November 2, 2011

The cool aspects of Odiago WibiData

Christophe Bisciglia and Aaron Kimball have a new company.

It’s called Odiago, and is one of my gratifyingly more numerous tiny clients.
Odiago’s product line is called WibiData, after the justly popular We Be Sushi restaurants.
We’ve agreed on a split exclusive de-stealthing launch. You can read about the company/founder/investor stuff on TechCrunch. But this is the place for — well, for the tech crunch.

WibiData is designed for management of, investigative analytics on, and operational analytics on consumer internet data, the main examples of which are web site traffic and personalization and their analogues for games and/or mobile devices. The core WibiData technology, built on HBase and Hadoop,* is a data management and analytic execution layer. That’s where the secret sauce resides. Also included are:

REST APIs for interactive access.
Import/export tools, including JDBC access.
Management tools.
Analytic libraries — data mining, predictive analytics, machine learning, and so on.

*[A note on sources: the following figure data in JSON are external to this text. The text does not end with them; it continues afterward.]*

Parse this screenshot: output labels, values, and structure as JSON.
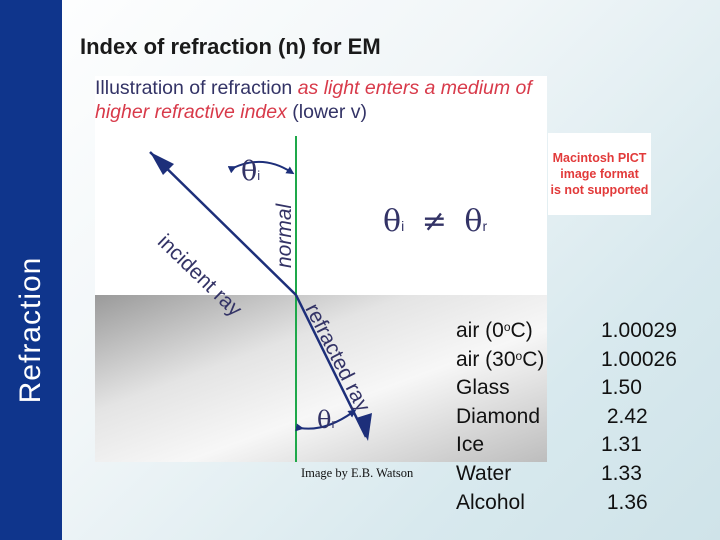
{
  "sidebar": {
    "label": "Refraction"
  },
  "title": "Index of refraction (n) for EM",
  "figure": {
    "caption_plain_1": "Illustration of refraction ",
    "caption_red": "as light enters a medium of higher refractive index",
    "caption_plain_2": " (lower v)",
    "theta": "θ",
    "sub_i": "i",
    "sub_r": "r",
    "neq": "≠",
    "label_incident_ray": "incident ray",
    "label_normal": "normal",
    "label_refracted_ray": "refracted ray",
    "credit": "Image by E.B. Watson",
    "colors": {
      "normal": "#1ea84a",
      "ray": "#1d2f7a",
      "theta": "#333366",
      "label": "#333366"
    }
  },
  "pict_notice": [
    "Macintosh PICT",
    "image format",
    "is not supported"
  ],
  "materials": [
    {
      "name_pre": "air (0",
      "sup": "o",
      "name_post": "C)",
      "value": "1.00029"
    },
    {
      "name_pre": "air (30",
      "sup": "o",
      "name_post": "C)",
      "value": "1.00026"
    },
    {
      "name_pre": "Glass",
      "sup": "",
      "name_post": "",
      "value": "1.50"
    },
    {
      "name_pre": "Diamond",
      "sup": "",
      "name_post": "",
      "value": " 2.42"
    },
    {
      "name_pre": "Ice",
      "sup": "",
      "name_post": "",
      "value": "1.31"
    },
    {
      "name_pre": "Water",
      "sup": "",
      "name_post": "",
      "value": "1.33"
    },
    {
      "name_pre": "Alcohol",
      "sup": "",
      "name_post": "",
      "value": " 1.36"
    }
  ]
}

The whole thing is in beta, with about three (paying) beta customers.

*And Avro and so on.

The core ideas of WibiData include:

ALL data pertaining to a single user (or mobile device) is kept in a single, possibly very long, HBase row.
There are two primary operators in WibiData, Produce and Gather.
- Produce operates on single rows. It can operate on one row at HBase speed (milliseconds) if you need to inform an interactive user response. Or it can operate on the whole database in batch via Hadoop MapReduce.
- It is reasonable to think of Produce as mainly doing two things. One is the aforementioned serving of data out of WibiData into interactive applications. The other is scoring, classifying, recommending, etc. on individual users (i.e. rows), in line with an analytic model.
- Gather typically operates on all your rows at once, and emits suitable input for a MapReduce Reduce step. It is reasonable to think of Gather as being a key cog in the training of analytic models.
HBase schema management is done at the WibiData system level, not directly in applications. There’s a WibiData HBase data dictionary, powered by a set of system tables, that specifies cell data types/record types and, in effect, primitive schemas.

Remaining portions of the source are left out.